Tuesday, May 19, 2009

John Lennon

So of course everyone knows John Lennon. He's one of my favorite famous figures of all time, an essay I wrote about him in high school for a scholarship helped me get through my first year of school and all, but I never really sat down and looked at his art much. My mom has mentioned to me that my quick gestural works remind her of John Lennon. Really looking at his work, I can see it. 

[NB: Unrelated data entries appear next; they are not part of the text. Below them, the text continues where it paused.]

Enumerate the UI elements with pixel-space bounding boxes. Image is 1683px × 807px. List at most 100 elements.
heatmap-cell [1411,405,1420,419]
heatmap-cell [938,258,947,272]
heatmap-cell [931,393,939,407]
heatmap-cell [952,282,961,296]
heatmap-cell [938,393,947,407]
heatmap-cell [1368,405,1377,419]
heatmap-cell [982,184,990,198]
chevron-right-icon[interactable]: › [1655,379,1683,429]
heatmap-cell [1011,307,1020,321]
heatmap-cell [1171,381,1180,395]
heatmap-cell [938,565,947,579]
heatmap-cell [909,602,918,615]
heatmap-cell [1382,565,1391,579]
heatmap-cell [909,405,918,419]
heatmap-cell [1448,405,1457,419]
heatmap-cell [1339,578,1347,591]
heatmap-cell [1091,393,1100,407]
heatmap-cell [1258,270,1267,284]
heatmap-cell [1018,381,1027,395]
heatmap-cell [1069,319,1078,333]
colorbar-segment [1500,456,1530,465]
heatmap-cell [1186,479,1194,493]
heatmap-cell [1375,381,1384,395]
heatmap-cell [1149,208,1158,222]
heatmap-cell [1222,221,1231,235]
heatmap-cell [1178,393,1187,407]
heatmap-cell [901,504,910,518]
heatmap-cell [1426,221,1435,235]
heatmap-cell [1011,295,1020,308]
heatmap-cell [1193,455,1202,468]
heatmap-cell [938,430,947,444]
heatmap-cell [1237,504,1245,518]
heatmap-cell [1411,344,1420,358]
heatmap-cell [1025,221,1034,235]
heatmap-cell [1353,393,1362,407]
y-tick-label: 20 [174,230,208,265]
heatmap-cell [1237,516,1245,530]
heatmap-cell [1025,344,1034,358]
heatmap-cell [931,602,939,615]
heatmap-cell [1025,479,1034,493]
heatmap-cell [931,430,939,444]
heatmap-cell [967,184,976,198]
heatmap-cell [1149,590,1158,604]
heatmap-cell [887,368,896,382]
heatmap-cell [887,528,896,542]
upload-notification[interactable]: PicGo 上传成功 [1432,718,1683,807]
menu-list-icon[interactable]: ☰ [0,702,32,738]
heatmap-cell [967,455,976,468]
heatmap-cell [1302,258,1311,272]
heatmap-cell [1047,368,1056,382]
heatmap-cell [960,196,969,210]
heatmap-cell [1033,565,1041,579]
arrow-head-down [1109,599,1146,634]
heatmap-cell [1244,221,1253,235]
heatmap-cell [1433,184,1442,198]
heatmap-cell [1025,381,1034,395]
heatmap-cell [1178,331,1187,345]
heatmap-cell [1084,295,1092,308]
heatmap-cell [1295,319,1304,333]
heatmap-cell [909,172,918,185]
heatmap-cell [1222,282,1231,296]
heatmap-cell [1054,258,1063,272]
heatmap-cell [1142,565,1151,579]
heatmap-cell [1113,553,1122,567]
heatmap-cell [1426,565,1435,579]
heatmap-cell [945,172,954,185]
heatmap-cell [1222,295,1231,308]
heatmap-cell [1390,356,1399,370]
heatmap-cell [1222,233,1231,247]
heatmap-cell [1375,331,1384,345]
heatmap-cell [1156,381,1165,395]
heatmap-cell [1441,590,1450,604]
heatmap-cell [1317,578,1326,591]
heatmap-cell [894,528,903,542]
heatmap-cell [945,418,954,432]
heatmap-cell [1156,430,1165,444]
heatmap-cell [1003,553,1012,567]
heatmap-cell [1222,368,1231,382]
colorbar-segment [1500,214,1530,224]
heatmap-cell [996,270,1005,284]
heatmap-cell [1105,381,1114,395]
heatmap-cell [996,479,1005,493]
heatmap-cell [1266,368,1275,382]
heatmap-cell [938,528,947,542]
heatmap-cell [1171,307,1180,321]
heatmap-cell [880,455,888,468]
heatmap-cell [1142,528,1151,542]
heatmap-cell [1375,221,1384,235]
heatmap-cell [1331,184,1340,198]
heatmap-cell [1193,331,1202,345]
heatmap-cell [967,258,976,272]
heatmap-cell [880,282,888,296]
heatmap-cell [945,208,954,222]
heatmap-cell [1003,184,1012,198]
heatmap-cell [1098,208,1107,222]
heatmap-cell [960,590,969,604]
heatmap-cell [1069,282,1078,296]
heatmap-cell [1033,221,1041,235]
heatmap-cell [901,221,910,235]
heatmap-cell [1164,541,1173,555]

My mom also mentioned how much my current stuff reminds her of Sgt. Pepper


Chaim Soutine




Speaking of distorted figures. A professor once suggested Chaim Soutine to me, because he though I painted figures like him. I checked his stuff out one day, really liked it, than totally forgot his name. I am really not all that interested in how centralized his figures our in the frame, but I of course love his figures, and the strange way he paints them. I really hated how controlled I had to be with life drawing, and wished I could have just drawn like this.

Monday, May 18, 2009

Daniel Richter



In my work I'm trying to get the figure down in one stroke, but I'm also just making faces out of whatever my hand initially marks to create distortion. There's a sense of first impression in the way he renders people, that creates this feeling of energy, of which I'm really into. There is also this anonymous feeling in each figure, something that I am trying to create in my own work. He's also creating a sense of crowd or population, that especially with the last piece I show of his, removes all sense of individual. The figures are of almost one identity, an element that I'm exploring in my works. He also makes me wonder how my pieces would be with more color

Mark Toby





I'm intrigued by the layers that Mark Toby creates. In my current studio work, I'm trying to figure out how to successfully pull off creating layers and layers. This is especially true in my larger pieces. Toby uses the layers to create intriguing depths that I would love to pull off.

Friday, May 15, 2009

"You're not ready for geometric shapes"

Horia has spoken.
Maybe it was better before my 10 minute destruction session, but I like it better now.

Wednesday, April 22, 2009

George Grosz






This guy's got doodiling down to an art, well I guess that's sort of a stupid statement to make.
Here's a quote that really sums up his work. His style and his content really intrigues me. I think, that my current series is something along the lines of George Grosz mixed with Brice Marden, or at least that's what i'm really striving for.
deeply disillusioned man, he saw humanity as essentially bestial and the city of Berlin as a sink of depravity and deprivation, its streets crowded with unprincipled profiteers, prostitutes, war-crippled dregs and a variety of perverts. A communist, his feeling of social outrage stimulated him to produce the most biting drawings and paintings. -Trewin Copplestone

Art and handwriting LEÓN FERRARI




So I realize my scribbles look a lot like writing, and that has lead to my transition and interest into more calligraphy like works.
Leon Ferrari creates wonderful abstract pieces that distort words and images that look like words into beautiful compositions. His works are politically charged, and deal with the subjects of power and religion, but I can't read french, so that isn't quite as important to me.